Jared Allen before a game against the Detroit Lions on Dec. 29, 2013
Jared Allen before a game against the Detroit Lions on Dec. 29, 2013
Photo by Hannah Foslien/Getty Images

While the Seahawks are investigating ways to improve their team – even if it is in the short term – their pursuit of Jared Allen has become annoying.

Not because of anything the Hawks have done. It's all of the peripheral stuff.

Allen has come across through media reports as a money-hungry player who might no longer have passion for the game – he reportedly is considering retiring if he cannot get $10 million a year, as DeMarcus Ware received from Denver.

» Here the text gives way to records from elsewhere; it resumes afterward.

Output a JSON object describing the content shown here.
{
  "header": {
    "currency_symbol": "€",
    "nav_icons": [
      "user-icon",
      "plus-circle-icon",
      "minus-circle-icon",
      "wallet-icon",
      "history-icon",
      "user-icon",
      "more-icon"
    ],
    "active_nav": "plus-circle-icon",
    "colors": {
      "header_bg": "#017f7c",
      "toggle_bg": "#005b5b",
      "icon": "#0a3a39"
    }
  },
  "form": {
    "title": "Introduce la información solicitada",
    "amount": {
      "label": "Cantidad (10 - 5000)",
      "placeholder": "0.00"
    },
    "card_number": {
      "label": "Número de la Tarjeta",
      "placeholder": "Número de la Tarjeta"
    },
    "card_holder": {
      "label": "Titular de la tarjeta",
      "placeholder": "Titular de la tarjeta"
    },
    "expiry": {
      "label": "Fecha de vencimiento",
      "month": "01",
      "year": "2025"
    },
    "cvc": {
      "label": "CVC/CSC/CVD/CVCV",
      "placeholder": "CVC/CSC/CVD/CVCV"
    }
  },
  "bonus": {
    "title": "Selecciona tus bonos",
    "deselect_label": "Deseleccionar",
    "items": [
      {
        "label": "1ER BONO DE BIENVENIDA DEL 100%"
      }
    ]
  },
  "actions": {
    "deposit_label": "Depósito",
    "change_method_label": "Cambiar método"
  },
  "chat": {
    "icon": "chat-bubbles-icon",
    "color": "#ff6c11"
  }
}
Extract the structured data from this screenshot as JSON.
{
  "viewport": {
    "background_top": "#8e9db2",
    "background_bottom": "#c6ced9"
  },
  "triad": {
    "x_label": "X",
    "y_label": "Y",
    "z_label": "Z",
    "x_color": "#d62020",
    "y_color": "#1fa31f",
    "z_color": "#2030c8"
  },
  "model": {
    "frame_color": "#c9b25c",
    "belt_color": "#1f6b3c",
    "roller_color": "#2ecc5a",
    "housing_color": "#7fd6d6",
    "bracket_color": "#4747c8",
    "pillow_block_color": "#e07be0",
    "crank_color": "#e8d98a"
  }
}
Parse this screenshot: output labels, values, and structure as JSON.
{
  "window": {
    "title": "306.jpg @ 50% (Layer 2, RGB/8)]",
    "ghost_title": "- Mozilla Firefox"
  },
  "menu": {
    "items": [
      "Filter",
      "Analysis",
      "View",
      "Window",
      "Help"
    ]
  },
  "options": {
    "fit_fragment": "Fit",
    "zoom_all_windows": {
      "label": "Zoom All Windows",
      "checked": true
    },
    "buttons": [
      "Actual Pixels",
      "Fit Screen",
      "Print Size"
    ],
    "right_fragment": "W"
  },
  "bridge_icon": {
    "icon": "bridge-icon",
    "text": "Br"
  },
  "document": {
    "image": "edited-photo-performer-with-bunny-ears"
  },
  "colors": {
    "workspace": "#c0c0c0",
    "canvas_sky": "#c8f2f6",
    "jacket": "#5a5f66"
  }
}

If that's true, he won't be coming to Seattle, and the Seahawks will be fine with that. Everyone else should be, too.

Meanwhile, some Seahawks fans – many of them bandwagoners or people who just don't understand the economics of the NFL -- are trying to recruit Allen via social media, offering hunting trips and showing scenic pictures of the Pacific Northwest to the avid outdoorsman. Kenny Mayne, a native of Kent, added to his career of self-promotion and goofy stunts by leading his own recruiting effort on Twitter.

Sure, it's all in good fun, but these people are serious. And begging is always annoying.

It's all enough to make us want to wash our hands of this dirty-feeling soap opera.

Allen reportedly will decide this weekend whether to take the Seahawks' offer, which is likely in the range of $7 million a year (what they paid Bennett). It's half of what Allen made in 2013, when he had 11.5 sacks, and the Hawks obviously are hoping the allure of playing on the best defense in the league on a team primed to win another Super Bowl is enough for him to come play in Seattle for a couple of seasons.

If the Hawks get Allen at their price, great. They will stack a defensive deck that is already led by pass-rush aces Cliff Avril and Michael Bennett.

The simple fact, though, is the Hawks do not need Allen.

All of the recruiters apparently forget the Hawks won a Super Bowl without him and still return most of the key players of the league's No. 1 defense.

Yes, they have lost three D-linemen, and Allen's 11.5 sacks essentially would replace the 11.5 Clinton McDonald, Chris Clemons and Red Bryant combined for.

But the Hawks do not need Allen. He is a luxury, just as Zach Miller and Percy Harvin were when they were overpaid by the Hawks.

Pete Carroll and John Schneider generally know what they are doing – a Super Bowl title makes that clear -- and they certainly know what they can afford to pay Allen.

The annoying question apparently is: Does he care enough to play for $7 million or so and a few hunting trips promised by Kenny Mayne and his minions?